# Meet my first rat boy Apollo :D



## elliriyanna (Jul 27, 2011)

I just adopted Apollo from a rescue who he had been surrendered to after being used for breeding. His cage is a little bare right now I have LOTS of toys I am working on fleece ropes , Hammocks , corner hammocks cat bell balls platic chain to climb . I am working on getting hanging bird toys and ladders and a tunnel. Is there any other toys I could get or make? 

This is his temp cage I am going to order a super pet exotics cage and right now he is a loner but i am getting him neutered in a few weeks then slowly introducing him to two girls. he cant get out of his cage even though it looks like it.


----------



## A.ngelF.eathers (Jul 6, 2011)

Would hope he doesn't shove his head through and get it stuck. 
Also, your bottom ramp is crazy steep.


----------



## purple rat (Nov 9, 2010)

awwww- he's so cute. He looks just like my Neo! 8)
How about attaching a basket to one of the walls for him to climb up into and look around...my guys enjoy it


----------



## elliriyanna (Jul 27, 2011)

he actually uses both ramps and one ramp had to be super steep because the bar spacing. He sometimes sticks his head through but he doesnt try to and cant go further out and he can easily pull his head back in. but like I said new cage very soon. 
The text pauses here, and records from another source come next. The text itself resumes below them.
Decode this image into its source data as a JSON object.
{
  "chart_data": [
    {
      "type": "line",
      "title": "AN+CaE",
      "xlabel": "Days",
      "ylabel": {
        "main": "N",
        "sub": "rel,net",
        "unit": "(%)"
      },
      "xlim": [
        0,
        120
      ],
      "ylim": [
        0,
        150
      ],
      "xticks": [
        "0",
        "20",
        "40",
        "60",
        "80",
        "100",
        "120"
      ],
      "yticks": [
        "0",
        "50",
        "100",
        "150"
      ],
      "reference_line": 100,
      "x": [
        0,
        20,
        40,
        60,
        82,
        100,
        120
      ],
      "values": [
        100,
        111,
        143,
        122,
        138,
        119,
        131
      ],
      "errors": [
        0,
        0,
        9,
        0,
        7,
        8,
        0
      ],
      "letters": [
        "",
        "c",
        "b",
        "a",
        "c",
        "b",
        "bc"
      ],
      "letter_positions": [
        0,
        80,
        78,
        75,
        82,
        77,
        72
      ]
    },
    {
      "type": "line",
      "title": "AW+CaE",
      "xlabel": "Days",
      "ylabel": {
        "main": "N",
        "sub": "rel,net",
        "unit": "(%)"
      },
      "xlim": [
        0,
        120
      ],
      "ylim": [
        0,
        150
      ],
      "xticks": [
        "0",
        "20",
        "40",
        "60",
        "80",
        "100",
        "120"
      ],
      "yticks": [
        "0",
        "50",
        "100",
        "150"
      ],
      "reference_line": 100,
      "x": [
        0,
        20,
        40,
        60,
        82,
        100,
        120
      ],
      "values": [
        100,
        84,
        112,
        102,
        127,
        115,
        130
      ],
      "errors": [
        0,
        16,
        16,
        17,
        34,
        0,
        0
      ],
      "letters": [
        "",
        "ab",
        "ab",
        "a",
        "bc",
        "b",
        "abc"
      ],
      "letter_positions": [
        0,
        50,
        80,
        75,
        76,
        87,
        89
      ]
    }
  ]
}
Ok I will add basket to the list  Thanks


----------



## Misbehavior (May 29, 2011)

What a cutie (and biggie)! Even though the cage is a bit bare, at least he has lots of room to romp around... or just laze about in. ;D My boys love the basket idea mentioned before. There's a local strawberry farm that allows people to pick the fields each season and I'll pick up the extra baskets they have each year. I use cable ties to secure it to the side of the cage and it actually makes a nice salad hopper, although it would work nicely as a little bed as well. So there's lots of uses for baskets when it comes to ratties. And boxes! Boxes, boxes, boxes! My three guys absolutely love cardboard boxes from anything and everything. Even if he can't fit in it, he'll have fun chewing it, or you can even throw some treats in there. Have fun with your lovely boy.


----------



## elliriyanna (Jul 27, 2011)

I added way more to the cage and ordered a bunch and a new cage and I contacted the rescue about getting two girls after his neuter


----------



## Werepuppy (Aug 28, 2008)

Wow he's the spitting image of my boota (rip) 
Boota was my preloved rescue and was 750g when I first got him (original owners thought it was ok to feed him nothing but junk food ) but I got him down to 500g in the end. I think a combination of pneumonia and heart problems got the better of him and he had to be pts due to meds not working. :'(









Can you see the likeness? Do miss my big boo.


----------



## Bananana (Aug 1, 2011)

What a cutie! He looks like he's going to be a big squish, especially after his neuter.


----------



## elliriyanna (Jul 27, 2011)

Apollo now has 3 cagemates his male cagemate Yuki needs to be neutered before we can move on to introductions with the girls. And Apollo is 623 grams and has a very healthy diet he is just a big squish.


----------